According to the report, upstate cities have “surprisingly” high child poverty rates. In Buffalo, Rochester, Syracuse and Utica, more than 40 percent of children live below the poverty line. Statewide, the percentage of children living in poverty is 19.6 percent.

Harlow, of state Community Action, said, “If 40 percent of children in cities are living in poverty, that should be a real wake-up call.” She said high poverty rates in upstate cities can be partly attributed to the loss of manufacturing jobs. “There are not opportunities for people,” she said. “The jobs are not there.”

Poverty also disproportionately affects minorities. While one out of every 10 whites live in poverty, more than one in five blacks and one in four Hispanics are poor.

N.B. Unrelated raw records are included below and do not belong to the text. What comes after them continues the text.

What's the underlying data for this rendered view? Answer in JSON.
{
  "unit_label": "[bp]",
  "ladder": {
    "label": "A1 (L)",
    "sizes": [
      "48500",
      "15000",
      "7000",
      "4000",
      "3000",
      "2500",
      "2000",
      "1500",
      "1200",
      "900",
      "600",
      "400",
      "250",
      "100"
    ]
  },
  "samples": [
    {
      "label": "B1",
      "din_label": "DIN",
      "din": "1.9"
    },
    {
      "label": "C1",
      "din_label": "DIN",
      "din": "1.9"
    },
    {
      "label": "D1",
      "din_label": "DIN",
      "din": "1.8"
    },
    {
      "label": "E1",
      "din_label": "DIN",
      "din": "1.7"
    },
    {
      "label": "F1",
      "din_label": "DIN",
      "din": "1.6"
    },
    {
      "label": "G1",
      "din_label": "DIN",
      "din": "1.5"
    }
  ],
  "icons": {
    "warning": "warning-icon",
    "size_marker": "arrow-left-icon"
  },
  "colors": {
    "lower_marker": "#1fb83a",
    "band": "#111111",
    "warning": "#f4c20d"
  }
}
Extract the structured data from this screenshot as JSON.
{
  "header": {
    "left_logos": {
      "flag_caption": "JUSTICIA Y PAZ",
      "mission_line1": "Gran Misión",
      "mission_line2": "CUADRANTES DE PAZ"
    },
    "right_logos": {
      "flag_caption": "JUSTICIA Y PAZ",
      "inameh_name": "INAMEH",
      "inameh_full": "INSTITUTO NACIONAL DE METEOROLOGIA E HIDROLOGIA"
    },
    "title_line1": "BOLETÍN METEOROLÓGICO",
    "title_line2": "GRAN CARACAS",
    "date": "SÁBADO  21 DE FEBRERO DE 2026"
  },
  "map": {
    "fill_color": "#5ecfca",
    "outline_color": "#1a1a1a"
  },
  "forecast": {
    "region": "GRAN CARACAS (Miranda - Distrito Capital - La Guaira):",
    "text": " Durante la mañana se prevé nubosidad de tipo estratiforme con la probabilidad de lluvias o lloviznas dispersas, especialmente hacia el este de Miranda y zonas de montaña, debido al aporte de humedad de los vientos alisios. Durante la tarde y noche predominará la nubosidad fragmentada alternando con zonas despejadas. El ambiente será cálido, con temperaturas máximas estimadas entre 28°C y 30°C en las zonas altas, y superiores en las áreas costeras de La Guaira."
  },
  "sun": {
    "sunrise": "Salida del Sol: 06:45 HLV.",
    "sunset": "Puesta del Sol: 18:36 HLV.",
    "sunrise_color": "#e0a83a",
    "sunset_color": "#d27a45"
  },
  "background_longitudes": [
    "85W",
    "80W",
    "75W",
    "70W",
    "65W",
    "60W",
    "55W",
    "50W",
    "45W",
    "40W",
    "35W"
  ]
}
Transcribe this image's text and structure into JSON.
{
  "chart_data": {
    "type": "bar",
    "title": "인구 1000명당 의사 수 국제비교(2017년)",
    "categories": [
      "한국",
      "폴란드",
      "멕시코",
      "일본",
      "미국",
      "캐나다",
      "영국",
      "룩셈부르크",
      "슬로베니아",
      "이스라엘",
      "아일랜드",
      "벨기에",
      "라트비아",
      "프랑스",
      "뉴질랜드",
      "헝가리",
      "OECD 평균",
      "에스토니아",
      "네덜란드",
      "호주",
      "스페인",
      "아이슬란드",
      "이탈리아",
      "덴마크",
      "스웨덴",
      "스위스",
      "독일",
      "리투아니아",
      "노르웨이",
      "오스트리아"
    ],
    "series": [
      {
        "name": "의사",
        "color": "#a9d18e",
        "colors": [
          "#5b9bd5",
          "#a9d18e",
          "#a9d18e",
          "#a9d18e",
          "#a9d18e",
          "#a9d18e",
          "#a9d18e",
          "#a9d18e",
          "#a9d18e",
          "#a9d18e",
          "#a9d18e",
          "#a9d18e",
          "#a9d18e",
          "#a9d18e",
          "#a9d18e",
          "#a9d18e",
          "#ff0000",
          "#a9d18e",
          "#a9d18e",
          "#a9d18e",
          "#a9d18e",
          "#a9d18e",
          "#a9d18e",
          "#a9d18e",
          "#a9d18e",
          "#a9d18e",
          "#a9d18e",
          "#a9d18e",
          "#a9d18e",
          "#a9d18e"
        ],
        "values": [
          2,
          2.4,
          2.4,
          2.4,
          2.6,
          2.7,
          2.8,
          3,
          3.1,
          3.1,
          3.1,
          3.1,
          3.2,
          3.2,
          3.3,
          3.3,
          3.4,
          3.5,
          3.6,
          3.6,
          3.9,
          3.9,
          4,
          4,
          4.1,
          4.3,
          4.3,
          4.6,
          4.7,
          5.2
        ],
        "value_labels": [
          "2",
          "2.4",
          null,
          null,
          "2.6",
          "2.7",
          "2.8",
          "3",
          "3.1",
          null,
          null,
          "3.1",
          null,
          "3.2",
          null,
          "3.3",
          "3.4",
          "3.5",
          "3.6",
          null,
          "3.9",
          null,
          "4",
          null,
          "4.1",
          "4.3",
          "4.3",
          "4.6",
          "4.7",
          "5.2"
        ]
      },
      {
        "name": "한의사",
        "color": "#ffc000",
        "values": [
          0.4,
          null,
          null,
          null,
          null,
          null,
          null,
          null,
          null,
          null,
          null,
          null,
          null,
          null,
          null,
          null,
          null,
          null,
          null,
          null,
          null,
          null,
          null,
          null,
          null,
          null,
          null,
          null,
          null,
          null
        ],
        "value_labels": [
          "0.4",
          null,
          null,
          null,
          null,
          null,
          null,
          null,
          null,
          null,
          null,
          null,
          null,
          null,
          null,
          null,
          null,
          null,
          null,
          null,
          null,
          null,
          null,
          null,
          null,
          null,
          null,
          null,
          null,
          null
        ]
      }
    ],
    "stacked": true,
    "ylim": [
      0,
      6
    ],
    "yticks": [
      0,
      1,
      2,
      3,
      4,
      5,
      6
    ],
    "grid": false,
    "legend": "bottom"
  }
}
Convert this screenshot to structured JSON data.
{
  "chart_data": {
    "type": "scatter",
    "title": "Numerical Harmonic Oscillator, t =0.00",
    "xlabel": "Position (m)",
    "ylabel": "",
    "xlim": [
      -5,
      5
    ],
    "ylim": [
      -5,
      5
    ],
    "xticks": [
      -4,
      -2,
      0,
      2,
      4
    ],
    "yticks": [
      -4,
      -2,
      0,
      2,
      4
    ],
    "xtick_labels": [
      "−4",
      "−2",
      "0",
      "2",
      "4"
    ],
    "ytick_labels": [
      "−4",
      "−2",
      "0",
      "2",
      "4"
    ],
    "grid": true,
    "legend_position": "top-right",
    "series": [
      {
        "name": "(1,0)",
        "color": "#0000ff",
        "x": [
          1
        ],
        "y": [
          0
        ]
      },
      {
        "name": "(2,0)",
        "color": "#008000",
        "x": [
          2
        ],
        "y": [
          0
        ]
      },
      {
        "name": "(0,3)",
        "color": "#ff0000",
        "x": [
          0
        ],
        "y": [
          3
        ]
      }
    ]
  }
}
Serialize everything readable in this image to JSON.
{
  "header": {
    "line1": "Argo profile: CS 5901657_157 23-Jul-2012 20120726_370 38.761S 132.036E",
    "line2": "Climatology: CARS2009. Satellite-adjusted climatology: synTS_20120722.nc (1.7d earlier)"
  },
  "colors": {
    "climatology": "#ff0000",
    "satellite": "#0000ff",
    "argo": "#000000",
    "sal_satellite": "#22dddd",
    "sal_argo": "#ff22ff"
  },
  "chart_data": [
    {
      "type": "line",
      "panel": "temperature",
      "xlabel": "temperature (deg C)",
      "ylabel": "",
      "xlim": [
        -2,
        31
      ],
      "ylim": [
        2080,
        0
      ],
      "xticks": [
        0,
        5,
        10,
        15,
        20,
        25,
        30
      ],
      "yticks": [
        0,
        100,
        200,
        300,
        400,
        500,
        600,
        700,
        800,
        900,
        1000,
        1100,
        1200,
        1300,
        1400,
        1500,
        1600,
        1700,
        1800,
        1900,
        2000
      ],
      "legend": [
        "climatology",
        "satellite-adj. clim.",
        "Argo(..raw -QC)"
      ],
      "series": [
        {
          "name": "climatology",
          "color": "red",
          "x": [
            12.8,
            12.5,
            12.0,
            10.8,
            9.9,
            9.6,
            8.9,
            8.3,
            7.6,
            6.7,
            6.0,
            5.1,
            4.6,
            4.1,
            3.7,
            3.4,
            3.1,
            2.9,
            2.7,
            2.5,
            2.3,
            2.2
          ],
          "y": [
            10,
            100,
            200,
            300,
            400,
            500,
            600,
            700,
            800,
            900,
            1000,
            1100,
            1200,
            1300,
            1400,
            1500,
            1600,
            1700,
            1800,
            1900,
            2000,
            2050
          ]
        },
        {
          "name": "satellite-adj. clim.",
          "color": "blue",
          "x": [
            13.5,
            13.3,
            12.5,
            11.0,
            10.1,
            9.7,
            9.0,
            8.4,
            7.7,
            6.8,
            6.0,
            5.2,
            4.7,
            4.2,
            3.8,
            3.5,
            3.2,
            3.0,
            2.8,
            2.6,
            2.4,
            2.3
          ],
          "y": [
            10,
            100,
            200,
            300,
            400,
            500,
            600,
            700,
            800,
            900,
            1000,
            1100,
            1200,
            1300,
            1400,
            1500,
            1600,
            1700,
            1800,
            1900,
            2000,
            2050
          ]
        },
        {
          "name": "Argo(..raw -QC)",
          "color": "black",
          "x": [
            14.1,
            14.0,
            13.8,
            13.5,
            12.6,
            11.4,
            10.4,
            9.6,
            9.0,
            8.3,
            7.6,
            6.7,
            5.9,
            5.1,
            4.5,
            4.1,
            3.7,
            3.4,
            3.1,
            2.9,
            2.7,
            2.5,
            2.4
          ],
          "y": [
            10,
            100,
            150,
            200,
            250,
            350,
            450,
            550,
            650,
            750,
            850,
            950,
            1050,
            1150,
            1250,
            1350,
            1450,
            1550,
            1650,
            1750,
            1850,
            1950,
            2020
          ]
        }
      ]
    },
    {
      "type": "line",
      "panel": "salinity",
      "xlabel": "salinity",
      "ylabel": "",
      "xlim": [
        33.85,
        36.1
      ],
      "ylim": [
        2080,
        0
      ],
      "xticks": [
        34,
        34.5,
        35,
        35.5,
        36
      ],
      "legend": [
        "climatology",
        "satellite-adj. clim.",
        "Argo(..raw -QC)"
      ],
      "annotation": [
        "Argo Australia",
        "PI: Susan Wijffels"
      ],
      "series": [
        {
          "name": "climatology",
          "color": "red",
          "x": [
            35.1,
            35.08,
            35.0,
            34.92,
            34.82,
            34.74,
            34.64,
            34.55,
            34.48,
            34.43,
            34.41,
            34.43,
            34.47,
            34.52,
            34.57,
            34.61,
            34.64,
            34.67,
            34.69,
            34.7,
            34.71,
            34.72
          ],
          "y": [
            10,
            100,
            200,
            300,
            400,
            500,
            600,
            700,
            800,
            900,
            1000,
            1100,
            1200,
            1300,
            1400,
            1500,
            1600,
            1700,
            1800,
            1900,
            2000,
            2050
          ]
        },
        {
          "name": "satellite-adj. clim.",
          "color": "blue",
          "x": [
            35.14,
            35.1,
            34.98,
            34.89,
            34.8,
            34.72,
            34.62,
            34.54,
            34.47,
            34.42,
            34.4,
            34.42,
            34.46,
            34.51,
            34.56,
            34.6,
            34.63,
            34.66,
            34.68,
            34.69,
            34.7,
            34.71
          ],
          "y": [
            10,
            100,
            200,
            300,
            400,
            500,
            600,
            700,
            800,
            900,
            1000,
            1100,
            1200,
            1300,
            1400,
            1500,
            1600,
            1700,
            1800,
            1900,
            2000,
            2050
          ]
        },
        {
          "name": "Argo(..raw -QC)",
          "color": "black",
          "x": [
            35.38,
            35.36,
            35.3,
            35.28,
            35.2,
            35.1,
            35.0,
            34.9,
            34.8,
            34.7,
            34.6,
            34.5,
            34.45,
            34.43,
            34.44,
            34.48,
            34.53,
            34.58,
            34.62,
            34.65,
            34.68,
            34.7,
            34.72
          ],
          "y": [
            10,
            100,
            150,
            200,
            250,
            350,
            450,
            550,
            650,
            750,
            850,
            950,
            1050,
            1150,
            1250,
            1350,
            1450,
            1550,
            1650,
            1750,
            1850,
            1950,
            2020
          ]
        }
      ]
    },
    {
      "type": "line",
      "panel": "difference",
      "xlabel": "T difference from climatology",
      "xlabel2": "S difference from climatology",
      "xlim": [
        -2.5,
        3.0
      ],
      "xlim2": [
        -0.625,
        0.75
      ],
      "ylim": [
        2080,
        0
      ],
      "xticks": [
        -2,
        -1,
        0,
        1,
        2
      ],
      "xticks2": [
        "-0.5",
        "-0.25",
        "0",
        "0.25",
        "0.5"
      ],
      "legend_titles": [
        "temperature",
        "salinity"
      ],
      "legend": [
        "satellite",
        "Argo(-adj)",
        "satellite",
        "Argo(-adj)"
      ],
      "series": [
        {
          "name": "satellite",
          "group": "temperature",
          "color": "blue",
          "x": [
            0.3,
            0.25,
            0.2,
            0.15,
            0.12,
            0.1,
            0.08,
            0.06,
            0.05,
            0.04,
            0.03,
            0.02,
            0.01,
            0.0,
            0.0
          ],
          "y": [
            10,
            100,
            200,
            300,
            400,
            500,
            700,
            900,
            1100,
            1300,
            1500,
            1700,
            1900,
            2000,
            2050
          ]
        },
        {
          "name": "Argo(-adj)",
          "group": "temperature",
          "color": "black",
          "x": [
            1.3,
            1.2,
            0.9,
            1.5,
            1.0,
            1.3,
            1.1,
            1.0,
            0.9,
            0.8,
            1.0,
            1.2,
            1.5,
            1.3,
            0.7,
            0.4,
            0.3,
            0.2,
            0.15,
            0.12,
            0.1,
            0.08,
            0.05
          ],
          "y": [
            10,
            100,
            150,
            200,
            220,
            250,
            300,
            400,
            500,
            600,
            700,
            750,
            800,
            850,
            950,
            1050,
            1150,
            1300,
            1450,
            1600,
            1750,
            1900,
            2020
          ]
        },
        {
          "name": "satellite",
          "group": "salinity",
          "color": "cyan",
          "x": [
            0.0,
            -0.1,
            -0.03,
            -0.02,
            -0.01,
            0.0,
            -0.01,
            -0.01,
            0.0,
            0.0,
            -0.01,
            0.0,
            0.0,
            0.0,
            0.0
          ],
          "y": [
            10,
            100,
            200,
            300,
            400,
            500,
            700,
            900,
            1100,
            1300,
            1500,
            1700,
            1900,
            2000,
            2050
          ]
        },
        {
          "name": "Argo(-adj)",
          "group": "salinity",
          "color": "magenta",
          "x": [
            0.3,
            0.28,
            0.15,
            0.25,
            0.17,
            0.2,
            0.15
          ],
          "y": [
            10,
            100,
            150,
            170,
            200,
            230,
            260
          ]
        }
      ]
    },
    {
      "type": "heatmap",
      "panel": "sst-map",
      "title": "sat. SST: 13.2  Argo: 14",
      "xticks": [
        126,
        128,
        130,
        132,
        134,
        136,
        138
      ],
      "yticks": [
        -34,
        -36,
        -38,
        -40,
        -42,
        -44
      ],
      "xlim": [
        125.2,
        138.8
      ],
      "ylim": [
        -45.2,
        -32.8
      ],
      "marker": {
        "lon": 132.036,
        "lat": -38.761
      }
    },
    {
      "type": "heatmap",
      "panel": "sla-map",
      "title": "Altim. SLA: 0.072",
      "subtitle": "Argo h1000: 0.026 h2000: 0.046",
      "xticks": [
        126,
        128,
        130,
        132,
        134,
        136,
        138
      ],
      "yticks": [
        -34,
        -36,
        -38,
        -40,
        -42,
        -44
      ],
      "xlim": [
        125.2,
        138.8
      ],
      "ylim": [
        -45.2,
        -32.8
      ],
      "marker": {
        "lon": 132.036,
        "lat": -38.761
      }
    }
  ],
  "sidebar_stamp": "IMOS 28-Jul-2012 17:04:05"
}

Schimpf believes that this year’s report is more accurate than last year’s because the figures are based on several years worth of data, rather than one. The 2007 report said that Schenectady County had a poverty rate of 9.9 percent; Schimpf said she wasn’t surprised to see that this year’s report listed the rate at 11.4 percent. “Last year, when we saw the statistic for the county, we didn’t think it was accurate,” she said. “We believed the poverty rate to be higher, and we weren’t surprised to see that it was.”

In Schenectady, “We have a community in distress.”